I’ve been interning with Triad City Beat since January, and as I head into my final month and we start looking for the next recruit, I’ve been reflecting on how much this spring has changed me. One beautiful surprise is how after stepping away from a job to jump off of the crazy cliff that is a part-time unpaid internship with a small newspaper, things took care of themselves, such as other part-time jobs magically lining up so I could eat. Because I wanted this gig so badly, I adjusted the rest as best as I could to make space for it.

  1. The Triad is beautiful and expansive

Before this internship, I was a Greensboro resident. Now, if or when I move and people ask me where I just came from, I’ll tell them I lived in the Triad. As a journalist I’ve seen pieces of Winston-Salem and High Point I never knew existed, and I’m sure I echo my editors’ wonder that so much of it is still unexplored and untapped.

  1. Who I am at 3:24 a.m. alone at my laptop is the real me

After pushing past initial waves of distraction and exhaustion, I usually hit a wall the night before deadlines, where no one is watching me, where I could close my computer and go to sleep, or push through and do justice to the artist I’m writing about. The choice to keep writing and to do it well is hard each time, but those private and lonely moments with the LED glow of my screen are the moments of this internship I’m proudest of.

  1. To be well liked by all, do not become a journalist (too late)

Transitioning from the marketing world into journalism has taken some adjusting, primarily in how my job is to inform and not convince. I’m a naturally passionate person that can end up selling tickets for the play I’m reviewing if I’m not careful. The theater has someone they pay to do that. My job is to provide an accurate assessment for readers.

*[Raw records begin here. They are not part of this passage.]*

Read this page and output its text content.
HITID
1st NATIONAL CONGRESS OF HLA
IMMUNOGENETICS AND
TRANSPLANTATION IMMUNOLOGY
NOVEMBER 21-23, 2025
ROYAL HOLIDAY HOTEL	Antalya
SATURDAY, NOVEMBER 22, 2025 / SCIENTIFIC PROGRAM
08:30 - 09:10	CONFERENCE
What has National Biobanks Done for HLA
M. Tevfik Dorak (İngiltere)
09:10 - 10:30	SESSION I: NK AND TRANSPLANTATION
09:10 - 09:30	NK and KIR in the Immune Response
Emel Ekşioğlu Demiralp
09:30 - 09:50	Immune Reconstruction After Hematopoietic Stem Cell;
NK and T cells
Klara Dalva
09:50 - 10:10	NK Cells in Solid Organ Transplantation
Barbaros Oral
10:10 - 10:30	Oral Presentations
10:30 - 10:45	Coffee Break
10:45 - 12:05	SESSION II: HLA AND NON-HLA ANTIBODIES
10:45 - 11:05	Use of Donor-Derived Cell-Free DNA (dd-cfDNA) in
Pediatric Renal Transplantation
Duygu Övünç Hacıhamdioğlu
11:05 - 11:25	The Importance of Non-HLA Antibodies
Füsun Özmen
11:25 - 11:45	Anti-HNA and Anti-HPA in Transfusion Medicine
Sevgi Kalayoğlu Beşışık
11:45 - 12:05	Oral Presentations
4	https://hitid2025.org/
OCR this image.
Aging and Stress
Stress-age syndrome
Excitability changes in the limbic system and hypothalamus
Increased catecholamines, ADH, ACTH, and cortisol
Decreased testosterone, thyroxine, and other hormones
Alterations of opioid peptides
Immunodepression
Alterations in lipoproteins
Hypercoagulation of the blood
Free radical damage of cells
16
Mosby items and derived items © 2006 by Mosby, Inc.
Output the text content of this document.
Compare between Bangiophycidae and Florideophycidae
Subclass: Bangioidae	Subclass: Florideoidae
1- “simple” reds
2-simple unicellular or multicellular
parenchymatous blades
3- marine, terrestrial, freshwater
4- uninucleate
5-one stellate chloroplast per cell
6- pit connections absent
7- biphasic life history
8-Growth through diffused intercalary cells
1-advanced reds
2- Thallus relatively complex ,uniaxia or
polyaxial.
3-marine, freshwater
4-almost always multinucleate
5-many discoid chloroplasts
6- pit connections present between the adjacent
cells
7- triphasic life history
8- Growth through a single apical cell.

  1. Record everything, double-check everything, assume nothing

Mistakes happen, especially when you’re the intern and a rookie reporter to boot. I’ve learned no matter how good my notes are, I can’t completely trust them or my memory. I’m just not that good. So I got a recording app and back up every voice file, and ask better follow-up questions. It’s self-preservation, sure, but more importantly it can protect the reputation of the paper and that of the person I interview.

  1. The payoff is worth the struggle

This job is very hard. To do it for no pay was part of the deal, but often serves as a way to understand just how much writing drives me and how much I believe in this paper. I’ll think of this spring as a costly but worthwhile genetic test, finding out what I’m truly made of, and what I’m meant to do. For that and the countless other lessons, I’m forever grateful to you, dear readers, for making this paper exist and believing in it with me.